For the next two weeks on Tuesday Tips and Table Talk Thursday we will be featuring a 4 part series on Families Grown Through Adoption
by Marcia Hall
On Tuesday I gave you a list of helpful books that can help our children and charges deal with stress from adoption. Over the next 2 weeks I hope to give you a better understanding of why families choose adoption, an explanation of the types of adoption, some real life stories and tips to help nannies support the families of adoption better.
There are many reasons a family might choose adoption. Some families have spent years trying to conceive and found adoption a last effort to have children. For some families biological conception was never an option. Some families are able to conceive, may even have biological children but found adoption as another way to grow their family and fill a need. Whatever the motivation for adoption, when the family makes the decision to adopt, they then need to decide what method and form of adoption they will choose.
There are three basic “methods” of adoption; foreign, private and public. There are also a three “forms” adoption can take; open, semi-open and closed. Before we discuss the method it is important to understand the forms adoption can take.
When a family has an open adoption it means that the child has regular contact with someone in his or her birth family. If a family has a semi-open adoption the child does not have direct contact with the birth family however pictures, updates and sometimes even letters are sent to the birth family through a third party like the adoption agency. This is intended to continue contact between parties so if the child and birth family choose at some point, a reconnection can occur. In most places this legally cannot happen until the child is 18 and the birth parent must also be willing to meet. Often times in semi-open adoptions the connection is lost at some point due to moving or change of heart.

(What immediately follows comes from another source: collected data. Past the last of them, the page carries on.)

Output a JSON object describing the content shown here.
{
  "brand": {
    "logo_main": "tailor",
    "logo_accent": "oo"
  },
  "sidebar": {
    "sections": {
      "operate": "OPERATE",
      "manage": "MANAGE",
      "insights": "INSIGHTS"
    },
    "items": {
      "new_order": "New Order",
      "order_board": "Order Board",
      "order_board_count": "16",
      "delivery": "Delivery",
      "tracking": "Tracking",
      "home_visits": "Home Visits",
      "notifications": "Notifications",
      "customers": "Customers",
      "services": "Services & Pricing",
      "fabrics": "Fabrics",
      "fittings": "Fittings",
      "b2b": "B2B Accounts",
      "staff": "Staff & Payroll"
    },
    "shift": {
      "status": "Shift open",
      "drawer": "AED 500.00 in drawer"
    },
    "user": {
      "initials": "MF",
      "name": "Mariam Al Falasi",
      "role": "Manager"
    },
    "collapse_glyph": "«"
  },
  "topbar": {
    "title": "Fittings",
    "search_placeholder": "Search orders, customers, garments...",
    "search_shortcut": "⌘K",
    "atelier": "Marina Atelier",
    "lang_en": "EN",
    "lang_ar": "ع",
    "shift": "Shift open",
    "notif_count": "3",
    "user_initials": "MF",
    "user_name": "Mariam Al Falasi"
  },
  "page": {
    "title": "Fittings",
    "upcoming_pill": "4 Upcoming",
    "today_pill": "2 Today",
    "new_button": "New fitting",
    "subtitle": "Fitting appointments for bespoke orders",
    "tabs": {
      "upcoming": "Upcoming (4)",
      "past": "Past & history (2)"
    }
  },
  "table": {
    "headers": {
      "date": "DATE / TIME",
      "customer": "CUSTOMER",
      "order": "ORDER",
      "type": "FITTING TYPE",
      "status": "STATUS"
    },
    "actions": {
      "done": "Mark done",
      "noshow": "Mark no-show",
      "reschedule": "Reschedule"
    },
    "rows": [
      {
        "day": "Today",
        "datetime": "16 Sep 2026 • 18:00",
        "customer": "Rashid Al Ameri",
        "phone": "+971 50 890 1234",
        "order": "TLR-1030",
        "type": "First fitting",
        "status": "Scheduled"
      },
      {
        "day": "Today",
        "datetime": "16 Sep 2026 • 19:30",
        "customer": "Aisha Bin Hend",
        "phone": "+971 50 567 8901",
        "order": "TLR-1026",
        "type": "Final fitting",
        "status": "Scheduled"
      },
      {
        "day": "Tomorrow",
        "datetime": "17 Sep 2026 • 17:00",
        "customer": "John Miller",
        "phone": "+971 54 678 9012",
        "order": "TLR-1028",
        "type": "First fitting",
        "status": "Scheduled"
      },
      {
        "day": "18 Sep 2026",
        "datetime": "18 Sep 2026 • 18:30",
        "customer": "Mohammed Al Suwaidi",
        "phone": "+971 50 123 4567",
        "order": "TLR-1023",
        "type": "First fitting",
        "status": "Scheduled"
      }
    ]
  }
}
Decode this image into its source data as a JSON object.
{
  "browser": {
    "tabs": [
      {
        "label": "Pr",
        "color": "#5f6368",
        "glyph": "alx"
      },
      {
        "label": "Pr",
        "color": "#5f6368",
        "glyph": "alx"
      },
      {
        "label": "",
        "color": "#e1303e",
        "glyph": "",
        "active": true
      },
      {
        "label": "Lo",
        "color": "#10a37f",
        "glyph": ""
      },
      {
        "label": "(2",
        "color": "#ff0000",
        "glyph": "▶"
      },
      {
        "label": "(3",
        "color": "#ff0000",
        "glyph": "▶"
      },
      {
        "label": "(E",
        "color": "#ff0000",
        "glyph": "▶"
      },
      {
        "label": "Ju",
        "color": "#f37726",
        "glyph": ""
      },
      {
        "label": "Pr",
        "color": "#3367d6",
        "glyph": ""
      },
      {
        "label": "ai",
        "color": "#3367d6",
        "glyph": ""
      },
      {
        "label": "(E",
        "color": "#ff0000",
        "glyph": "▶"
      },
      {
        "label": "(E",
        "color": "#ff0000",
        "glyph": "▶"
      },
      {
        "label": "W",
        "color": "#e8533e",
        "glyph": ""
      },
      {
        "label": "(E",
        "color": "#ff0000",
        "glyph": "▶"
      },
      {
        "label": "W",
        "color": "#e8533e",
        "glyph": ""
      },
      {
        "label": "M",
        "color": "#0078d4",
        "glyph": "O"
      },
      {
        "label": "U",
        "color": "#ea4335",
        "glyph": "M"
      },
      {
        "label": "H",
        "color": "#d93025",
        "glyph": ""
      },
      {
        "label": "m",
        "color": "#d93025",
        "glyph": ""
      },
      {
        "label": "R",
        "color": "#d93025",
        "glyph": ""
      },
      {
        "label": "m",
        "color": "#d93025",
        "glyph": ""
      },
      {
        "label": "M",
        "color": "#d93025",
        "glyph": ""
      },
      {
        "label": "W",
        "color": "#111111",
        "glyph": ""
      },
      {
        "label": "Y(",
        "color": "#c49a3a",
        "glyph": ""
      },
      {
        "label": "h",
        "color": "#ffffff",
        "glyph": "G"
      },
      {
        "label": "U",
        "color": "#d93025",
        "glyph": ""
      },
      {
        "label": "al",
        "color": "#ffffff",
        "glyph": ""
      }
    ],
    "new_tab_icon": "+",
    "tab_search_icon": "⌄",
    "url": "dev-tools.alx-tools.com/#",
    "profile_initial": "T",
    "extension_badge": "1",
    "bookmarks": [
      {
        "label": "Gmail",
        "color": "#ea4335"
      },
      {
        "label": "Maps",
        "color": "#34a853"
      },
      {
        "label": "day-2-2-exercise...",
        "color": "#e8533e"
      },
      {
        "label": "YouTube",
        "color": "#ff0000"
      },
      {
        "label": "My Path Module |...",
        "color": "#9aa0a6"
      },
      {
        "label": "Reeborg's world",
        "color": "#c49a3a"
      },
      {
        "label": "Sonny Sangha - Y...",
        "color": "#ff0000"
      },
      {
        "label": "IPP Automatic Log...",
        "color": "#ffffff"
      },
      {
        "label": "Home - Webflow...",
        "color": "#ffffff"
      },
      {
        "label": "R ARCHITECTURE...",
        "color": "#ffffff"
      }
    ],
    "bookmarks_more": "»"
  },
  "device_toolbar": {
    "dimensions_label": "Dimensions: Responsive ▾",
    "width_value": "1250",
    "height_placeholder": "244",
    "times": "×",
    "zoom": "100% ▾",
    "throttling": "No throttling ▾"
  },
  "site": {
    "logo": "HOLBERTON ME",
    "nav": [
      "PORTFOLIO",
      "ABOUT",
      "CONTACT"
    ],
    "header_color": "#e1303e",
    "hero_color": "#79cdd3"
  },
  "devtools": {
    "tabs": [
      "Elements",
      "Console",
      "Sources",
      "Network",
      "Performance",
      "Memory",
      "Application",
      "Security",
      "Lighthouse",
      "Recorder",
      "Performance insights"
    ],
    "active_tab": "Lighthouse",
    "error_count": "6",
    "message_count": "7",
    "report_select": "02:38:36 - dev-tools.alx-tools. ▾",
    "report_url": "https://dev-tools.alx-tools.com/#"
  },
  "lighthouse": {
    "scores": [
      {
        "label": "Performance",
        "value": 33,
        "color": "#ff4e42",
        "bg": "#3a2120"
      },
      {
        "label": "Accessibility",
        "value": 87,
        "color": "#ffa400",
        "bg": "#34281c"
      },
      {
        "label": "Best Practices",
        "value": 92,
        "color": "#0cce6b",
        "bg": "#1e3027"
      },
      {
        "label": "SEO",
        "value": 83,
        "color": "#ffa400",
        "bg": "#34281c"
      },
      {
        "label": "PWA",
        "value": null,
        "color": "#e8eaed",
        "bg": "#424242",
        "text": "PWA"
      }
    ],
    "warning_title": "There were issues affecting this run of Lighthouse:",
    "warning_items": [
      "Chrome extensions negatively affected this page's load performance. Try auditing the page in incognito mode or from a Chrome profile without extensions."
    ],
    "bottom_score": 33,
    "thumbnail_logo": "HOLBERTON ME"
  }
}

Closed adoptions occur when the adoptive family has no contact with the birth family. This normally happens by choice of the birth parents. It is important to note that in most states once a child is officially adopted, it is up the discretion of the adoptive family to make the choice whether the “open” status will continue and to what degree. If an adoptive family notes that it is harming the child to have contact with his or her birth family, they can pull back the amount of visitation or cancel it all together. However, if possible it is often in the best interest of the child to continue some form of openness.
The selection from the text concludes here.